No publicly traded company in New Hampshire has disclosed it took a PPP loan, and neither Roderick nor Merrill has heard of any businesses here returning large amounts of cash.
Bator said he knows of only one business that paid back its loan, and that is because it was going out of business, and it was only for a small amount. However, he said, he does know of loans that were canceled because they were the same loans that the SBA already approved though another bank. And he figured that there are other banks that had to cancel loans that might have already approved by him.
Roderick said that there were at least 100 duplicate loans that fit this category. She didn’t think business were trying to double-dip “but may have panicked when they didn’t hear about their initial application, and applied though another bank.” Normally the system would kick out loans with the same EIN number, but sometimes the borrower used a Social Security number.
EIDL backlog
The EIDL program offers businesses a lot less money, but with fewer strings attached. The program, which was conducted out of the SBA national office, also received two rounds of funding, totaling $87 billion, for a 3.4%, 30-year loan of up to $2 million and an outright grant of up to $10,000, both of which were supposed to be dispensed in three days.

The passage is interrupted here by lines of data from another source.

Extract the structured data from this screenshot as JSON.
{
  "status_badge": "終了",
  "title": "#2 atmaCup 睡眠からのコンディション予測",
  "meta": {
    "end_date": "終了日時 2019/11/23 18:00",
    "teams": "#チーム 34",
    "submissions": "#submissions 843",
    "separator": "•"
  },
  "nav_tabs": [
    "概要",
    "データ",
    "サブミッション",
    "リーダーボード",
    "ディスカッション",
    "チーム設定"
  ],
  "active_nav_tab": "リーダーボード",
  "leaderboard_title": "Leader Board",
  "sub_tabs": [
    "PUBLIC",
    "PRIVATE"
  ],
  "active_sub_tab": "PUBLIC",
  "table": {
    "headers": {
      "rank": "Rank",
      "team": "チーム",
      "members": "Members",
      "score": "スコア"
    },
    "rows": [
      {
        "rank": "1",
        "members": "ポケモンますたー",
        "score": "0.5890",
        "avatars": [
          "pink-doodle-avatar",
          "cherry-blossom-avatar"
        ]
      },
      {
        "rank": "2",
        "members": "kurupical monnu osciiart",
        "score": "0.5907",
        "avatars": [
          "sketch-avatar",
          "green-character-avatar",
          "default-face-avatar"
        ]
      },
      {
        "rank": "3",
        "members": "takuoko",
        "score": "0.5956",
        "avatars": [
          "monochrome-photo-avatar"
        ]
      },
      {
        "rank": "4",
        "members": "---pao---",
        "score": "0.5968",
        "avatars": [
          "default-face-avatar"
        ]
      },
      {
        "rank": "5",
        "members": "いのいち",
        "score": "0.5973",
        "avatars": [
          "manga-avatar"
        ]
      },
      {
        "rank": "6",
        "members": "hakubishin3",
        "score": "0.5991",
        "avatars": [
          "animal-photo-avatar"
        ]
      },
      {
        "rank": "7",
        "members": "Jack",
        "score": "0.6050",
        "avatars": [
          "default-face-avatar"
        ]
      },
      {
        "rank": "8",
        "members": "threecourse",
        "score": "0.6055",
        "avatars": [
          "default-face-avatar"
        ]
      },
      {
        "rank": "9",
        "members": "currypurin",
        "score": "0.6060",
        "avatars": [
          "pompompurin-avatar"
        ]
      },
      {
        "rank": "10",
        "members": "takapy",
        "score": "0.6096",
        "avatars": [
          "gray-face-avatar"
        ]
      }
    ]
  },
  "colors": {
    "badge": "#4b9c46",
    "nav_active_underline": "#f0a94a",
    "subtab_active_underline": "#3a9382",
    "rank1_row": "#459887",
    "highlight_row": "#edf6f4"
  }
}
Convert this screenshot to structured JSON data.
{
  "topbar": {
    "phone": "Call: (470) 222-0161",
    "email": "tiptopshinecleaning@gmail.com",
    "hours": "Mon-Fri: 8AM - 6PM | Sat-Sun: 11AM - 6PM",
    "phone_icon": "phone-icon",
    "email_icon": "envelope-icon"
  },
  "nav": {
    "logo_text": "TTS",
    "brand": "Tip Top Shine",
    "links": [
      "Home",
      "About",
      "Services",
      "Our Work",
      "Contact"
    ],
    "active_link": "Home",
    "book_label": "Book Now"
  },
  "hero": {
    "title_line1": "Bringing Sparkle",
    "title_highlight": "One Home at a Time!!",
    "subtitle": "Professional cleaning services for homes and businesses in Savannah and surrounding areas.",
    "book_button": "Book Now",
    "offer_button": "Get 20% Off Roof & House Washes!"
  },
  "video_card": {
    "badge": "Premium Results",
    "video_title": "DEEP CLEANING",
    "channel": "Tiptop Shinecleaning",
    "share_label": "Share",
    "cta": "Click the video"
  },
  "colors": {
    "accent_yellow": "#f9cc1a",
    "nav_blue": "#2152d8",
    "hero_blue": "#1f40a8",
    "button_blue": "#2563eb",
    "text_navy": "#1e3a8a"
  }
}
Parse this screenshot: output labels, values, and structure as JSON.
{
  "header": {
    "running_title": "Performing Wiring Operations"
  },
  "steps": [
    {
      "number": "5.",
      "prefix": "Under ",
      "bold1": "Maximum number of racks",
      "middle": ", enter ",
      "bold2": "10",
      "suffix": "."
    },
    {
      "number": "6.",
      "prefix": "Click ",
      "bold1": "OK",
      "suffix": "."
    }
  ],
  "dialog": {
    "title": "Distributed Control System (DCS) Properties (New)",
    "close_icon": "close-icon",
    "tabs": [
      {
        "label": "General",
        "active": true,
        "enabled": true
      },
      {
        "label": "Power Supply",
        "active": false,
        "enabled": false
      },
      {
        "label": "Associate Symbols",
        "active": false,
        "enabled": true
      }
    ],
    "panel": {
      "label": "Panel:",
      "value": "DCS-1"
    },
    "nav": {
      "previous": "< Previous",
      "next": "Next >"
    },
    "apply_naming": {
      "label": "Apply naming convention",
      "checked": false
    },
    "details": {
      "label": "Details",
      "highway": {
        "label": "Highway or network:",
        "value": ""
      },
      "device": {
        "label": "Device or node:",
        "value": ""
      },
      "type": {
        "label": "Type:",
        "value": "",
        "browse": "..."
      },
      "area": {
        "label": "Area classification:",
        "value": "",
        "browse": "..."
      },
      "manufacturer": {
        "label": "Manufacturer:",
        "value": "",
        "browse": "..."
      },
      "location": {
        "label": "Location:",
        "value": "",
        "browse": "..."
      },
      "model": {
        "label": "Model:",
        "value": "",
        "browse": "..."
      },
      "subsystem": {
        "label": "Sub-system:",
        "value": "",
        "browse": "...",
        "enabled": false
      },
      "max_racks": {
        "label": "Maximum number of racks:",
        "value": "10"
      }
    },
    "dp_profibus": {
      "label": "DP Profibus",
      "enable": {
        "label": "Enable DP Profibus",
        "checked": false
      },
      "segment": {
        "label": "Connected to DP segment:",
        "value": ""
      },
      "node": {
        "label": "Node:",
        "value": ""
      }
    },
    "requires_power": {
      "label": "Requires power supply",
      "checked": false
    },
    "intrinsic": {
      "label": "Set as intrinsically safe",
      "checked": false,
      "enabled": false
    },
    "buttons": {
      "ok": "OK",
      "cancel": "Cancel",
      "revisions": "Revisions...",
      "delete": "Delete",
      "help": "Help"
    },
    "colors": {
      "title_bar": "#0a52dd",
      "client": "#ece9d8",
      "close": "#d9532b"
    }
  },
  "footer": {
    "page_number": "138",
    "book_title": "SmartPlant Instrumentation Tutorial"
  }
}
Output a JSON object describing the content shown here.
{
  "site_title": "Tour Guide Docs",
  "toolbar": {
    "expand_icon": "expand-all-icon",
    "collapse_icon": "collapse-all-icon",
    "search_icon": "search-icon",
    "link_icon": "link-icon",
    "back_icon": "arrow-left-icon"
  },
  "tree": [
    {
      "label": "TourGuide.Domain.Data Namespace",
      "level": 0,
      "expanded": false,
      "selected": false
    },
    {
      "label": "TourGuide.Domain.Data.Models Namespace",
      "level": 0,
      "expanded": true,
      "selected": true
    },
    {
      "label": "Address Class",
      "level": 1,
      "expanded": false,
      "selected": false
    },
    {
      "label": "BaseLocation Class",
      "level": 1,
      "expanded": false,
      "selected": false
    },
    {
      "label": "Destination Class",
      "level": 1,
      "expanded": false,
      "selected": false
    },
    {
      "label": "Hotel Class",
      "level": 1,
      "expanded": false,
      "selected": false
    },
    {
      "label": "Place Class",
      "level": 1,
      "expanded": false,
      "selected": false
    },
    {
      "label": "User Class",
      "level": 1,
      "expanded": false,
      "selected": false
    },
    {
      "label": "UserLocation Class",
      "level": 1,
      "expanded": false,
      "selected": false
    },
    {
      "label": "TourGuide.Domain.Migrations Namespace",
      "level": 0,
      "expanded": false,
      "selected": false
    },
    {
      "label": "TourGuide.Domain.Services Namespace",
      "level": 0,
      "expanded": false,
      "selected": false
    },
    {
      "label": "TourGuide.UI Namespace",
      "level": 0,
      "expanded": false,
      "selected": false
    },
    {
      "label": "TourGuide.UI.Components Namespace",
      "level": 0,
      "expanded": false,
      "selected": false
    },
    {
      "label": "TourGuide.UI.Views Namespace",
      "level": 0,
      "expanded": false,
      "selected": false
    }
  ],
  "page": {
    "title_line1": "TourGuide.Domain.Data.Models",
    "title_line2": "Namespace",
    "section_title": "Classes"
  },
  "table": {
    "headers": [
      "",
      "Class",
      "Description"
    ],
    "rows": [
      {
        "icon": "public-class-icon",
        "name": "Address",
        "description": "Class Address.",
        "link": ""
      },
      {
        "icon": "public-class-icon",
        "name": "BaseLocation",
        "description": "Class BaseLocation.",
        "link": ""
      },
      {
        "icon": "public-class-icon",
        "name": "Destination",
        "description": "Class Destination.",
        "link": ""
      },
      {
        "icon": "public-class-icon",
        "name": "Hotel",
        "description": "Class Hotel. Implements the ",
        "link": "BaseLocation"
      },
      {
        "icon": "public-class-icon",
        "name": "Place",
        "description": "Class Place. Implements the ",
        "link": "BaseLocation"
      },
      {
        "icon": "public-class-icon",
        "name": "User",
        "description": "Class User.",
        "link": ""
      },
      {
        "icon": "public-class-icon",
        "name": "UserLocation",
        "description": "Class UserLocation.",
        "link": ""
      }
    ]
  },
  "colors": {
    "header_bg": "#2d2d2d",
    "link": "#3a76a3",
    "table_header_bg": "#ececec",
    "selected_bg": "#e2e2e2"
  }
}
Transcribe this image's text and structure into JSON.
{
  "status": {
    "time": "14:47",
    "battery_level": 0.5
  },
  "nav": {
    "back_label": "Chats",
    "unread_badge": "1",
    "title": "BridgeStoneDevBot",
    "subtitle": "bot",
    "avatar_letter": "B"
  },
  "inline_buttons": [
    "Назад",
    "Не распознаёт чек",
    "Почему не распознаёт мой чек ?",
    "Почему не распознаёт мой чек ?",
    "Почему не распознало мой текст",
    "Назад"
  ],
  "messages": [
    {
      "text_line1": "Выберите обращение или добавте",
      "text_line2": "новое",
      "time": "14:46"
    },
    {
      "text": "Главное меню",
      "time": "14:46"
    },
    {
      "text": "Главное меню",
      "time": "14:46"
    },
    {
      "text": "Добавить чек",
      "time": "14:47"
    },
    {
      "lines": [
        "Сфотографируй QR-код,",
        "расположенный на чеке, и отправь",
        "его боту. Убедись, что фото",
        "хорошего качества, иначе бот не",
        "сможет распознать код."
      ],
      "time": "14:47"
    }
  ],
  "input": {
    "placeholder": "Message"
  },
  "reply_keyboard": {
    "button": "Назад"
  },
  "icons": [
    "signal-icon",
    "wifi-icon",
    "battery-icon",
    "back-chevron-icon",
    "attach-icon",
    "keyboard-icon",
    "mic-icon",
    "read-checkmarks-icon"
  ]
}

But for weeks, most businesses could not find out what happened to their application. Initially, only 124 loans in New Hampshire were approved. The agency, overwhelmed, stopped accepting new applications, and only opening up the second round for applications from farmers.
Finally, nearly two months after the program opened, the SBA disclosed that as of May 17 it has given out more than 250,000 loans nationally for nearly $25 billion. Last week, it said that as of May 8, it gave out 3 million grants totaling nearly $10 billion, meaning that it still has about $50 billion to dispense. It is not clear how much of that money will be swallowed up by the backlog.
In New Hampshire, the SBA issued 1,274 EIDL loans, totaling $128.1 million, and more than 1,300 grants totaling $46.8 million.
Because of the problems with the federal loans, New Hampshire has allocated $400 million of $1.25 billion in flexible CARES Act funds for a Main Street Relief Fund grant program. The parameters of that program have yet to be determined, but Jerry Little, who heads the Governor’s Office for Emergency Relief and Recovery (GOFERR) said Tuesday in a webinar sponsored by the Business and Industry Association of New Hampshire that the fund was set up to “to assist those who have been shut out of previous programs,” so those who have gotten SBA help might have to “go to the end of the line so it can serve small business that have not received other funds.”
Businesses that want the Main Street funds must pre-apply on the GOFERR website by Friday, May 29, and then submit a final application the following week.